The wide range is meant to account for a level of uncertainty, including the potential for unforeseen ramifications from the COVID-19 pandemic. Although hotel room nights are expected to have a relatively tight average—from $314-$349 per night—much of the variance depends on how many people ultimately come from afar and what they spend while here; the low-end estimate of 100,000 visitors shelling out an average of $200 a day means far less for local coffers than the top-shelf prediction of 150,000 people dropping an average of $300 a day (not counting hotel spending).
Wherever the number ultimately lands, the game itself is only part of the money machine. The two weeks leading up to Super Bowl LVI will be replete with parties and activities including the fan-oriented “Super Bowl Experience” in downtown. Although SoFi Stadium can hold up to 100,000 people, huge crowds fly in just to network and do business.
“There will be thousands of people coming who are not going to the game, who come for the events and the parties and leave Sunday morning,” Schloessman said.
The NFL is taking steps to ensure that the economic windfall is spread far and wide, with opportunities for small and diverse entities. The league’s Legacy Program highlights and awards grants (of $10,000-$50,000) to 56 nonprofits and community organizations in the region, with recipients including gang intervention program Homeboy Industries and the pedestrian-oriented Los Angeles Walks. There’s also a Business Connect initiative, which seeks to direct Super Bowl-affiliated spending and contracts to 225 businesses that are own by minorities, women, LGTBQ and veterans. These include event-production suppliers.

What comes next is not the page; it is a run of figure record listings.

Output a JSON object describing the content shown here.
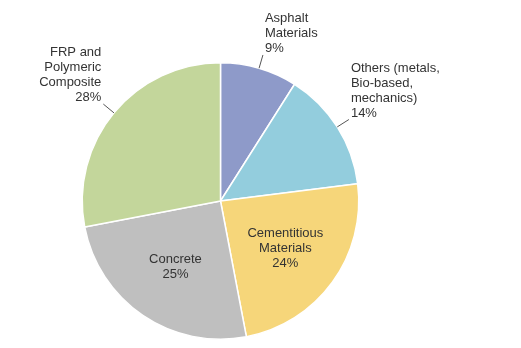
{
  "chart_data": {
    "type": "pie",
    "categories": [
      "Asphalt Materials",
      "Others (metals, Bio-based, mechanics)",
      "Cementitious Materials",
      "Concrete",
      "FRP and Polymeric Composite"
    ],
    "values": [
      9,
      14,
      24,
      25,
      28
    ],
    "value_labels": [
      "9%",
      "14%",
      "24%",
      "25%",
      "28%"
    ],
    "colors": [
      "#8e9ac9",
      "#93cddd",
      "#f6d67a",
      "#bfbfbf",
      "#c3d69b"
    ],
    "data_labels": true
  }
}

It is worth noting that some question the idea that Super Bowls generate huge windfalls for the host city, or at least posit that the economic impact is overstated. They point to factors such as spending that ultimately doesn’t wind up in the city if, for example, hotels are corporate-owned, or the idea that locals dropping money on Super Bowl events would have directed that cash elsewhere if there were no game.
Holy Cross professor Victor Matheson has long taken issue with the rosy financial projections. In a 2010 paper he wrote, “While the league and sports boosters claim that the game brings up to a $500 million economic impact to host cities, a review of the literature suggests that the true economic impact is a fraction of that amount.”
While pinning down the precise financial impact of Los Angeles’ first Super Bowl in almost three decades may prove difficult, there is likely to be one ironic upside: Super Bowl LV, held in Tampa, Florida, took place at the height of the winter surge of the coronavirus, and many of the parties and other associated happenings were curtailed. This included gatherings hosted by or featuring the NFL’s deep-pocketed partners
Some of that spending is likely to be rolled over to Los Angeles, said Schloessman.
“We’ve been saying we’re very lucky to enjoy the benefits now and through the next several months of what they call ‘the revenge spend,’ which is everybody coming out of COVID who didn’t spend money last year,” said Schloessman. “They want to get out and go to activities.”
There’s another potential long-term benefit—the NFL tends to favor warm-weather regions for its championship, and often goes back to the same cities time and again. Miami has hosted the game 11 times, and it has been in New Orleans on 10 occasions. Given Los Angeles’ climate, tourist options and history—Super Bowl I took place at the Los Angeles Memorial Coliseum in 1967—this could be the first of a new string of Super Sundays.